Y ahora, tenemos el mayor golpe a la imagen de Putin, la filtración --selectiva, podemos estar seguros-- de los documentos de un despacho de abogados panameño que revela cómo personajes de la política, el espectáculo y el deporte han sacado capitales multimillonarios de sus países y los han invertido en empresas reales o fantasmas, situadas en paraísos fiscales caribeños y del Pacífico. 

Si bien en los Panama Papers no se menciona directamente al mandatario ruso, sí aparecen en ellos amigos cercanos del Presidente que han sido favorecidos por su administración y construido enormes fortunas con ello, lo cual no es mentira ni un infundio inventado por la CIA, de hecho, los rusos lo saben, pero lo toleran y hasta lo perdonan mientras Putin y su corte estén levantando el edificio del poderío imperial ruso, 25 años después de su aparente colapso. Por su parte, el hecho le da material para mantener la idea de "la fortaleza asediada", mismo que le sirvió por décadas a Castro para sostener su dictadura y unió a los eslavos en torno a Stalin pese a su crueldad; hoy, esto le da la razón al presentarse como víctima de un asedio mediático orquestado por Washington.

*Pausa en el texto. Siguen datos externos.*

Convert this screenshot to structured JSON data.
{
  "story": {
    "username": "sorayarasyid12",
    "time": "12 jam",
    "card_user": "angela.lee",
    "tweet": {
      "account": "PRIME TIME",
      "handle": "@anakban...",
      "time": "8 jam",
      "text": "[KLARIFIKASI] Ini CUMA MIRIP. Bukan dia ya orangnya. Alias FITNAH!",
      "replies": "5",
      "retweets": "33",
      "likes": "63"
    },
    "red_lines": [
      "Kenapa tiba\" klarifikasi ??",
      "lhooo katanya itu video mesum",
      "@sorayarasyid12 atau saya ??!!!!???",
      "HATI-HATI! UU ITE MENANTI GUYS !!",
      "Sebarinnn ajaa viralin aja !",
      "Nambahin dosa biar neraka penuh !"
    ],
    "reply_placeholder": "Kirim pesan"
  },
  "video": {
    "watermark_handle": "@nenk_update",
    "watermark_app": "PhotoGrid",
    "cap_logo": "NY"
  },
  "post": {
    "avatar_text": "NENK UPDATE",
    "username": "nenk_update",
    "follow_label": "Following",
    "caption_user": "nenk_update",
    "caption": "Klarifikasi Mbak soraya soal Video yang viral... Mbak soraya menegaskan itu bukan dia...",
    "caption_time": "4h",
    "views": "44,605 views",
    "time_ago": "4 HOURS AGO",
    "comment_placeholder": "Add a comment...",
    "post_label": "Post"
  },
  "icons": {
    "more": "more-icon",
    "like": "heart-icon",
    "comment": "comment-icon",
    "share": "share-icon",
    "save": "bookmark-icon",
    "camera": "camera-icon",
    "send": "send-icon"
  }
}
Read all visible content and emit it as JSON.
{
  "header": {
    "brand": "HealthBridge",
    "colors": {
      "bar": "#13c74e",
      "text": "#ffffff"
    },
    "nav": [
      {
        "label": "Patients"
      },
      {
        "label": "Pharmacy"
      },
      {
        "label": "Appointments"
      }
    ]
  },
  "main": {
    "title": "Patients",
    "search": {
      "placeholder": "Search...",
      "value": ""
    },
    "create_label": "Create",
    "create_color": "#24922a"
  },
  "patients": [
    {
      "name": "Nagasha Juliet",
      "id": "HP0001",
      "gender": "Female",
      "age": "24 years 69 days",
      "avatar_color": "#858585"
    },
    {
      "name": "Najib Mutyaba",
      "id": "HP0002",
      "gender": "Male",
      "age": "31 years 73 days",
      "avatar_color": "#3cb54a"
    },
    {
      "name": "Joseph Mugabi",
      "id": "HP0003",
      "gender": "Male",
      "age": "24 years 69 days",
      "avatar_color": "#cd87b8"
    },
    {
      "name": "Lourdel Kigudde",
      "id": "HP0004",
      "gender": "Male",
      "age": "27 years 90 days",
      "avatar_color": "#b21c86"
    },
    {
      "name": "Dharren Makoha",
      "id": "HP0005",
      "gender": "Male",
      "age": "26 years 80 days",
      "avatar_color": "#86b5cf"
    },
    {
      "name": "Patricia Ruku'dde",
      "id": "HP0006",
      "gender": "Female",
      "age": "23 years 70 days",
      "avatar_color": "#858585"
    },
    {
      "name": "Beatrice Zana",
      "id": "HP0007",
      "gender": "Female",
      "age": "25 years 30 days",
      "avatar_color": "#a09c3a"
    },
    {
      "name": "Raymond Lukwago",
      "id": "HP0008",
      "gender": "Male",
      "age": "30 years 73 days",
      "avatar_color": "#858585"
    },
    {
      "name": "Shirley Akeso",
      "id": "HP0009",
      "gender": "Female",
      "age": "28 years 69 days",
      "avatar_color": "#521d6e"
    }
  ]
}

Por supuesto que no se quedará con los brazos cruzados: la reacción de Putin ha sido tranquila y flemática, muy a tono con su carácter y con la seguridad de quien sabe, puede revirar los efectos negativos del escándalo: al parecer sabe qué lobbies y de qué forma orquestaron todo, y creo que la respuesta no se hará esperar en la forma de nuevas filtraciones que impactarán en forma muy dura a un EUA inmerso en una contienda electoral que se antoja extrema y sucia. El líder eslavo ha manifestado su respaldo a Trump... ¿tendrá entre manos algo para golpear y desbarrancar a la genocida Clinton? Estemos atentos.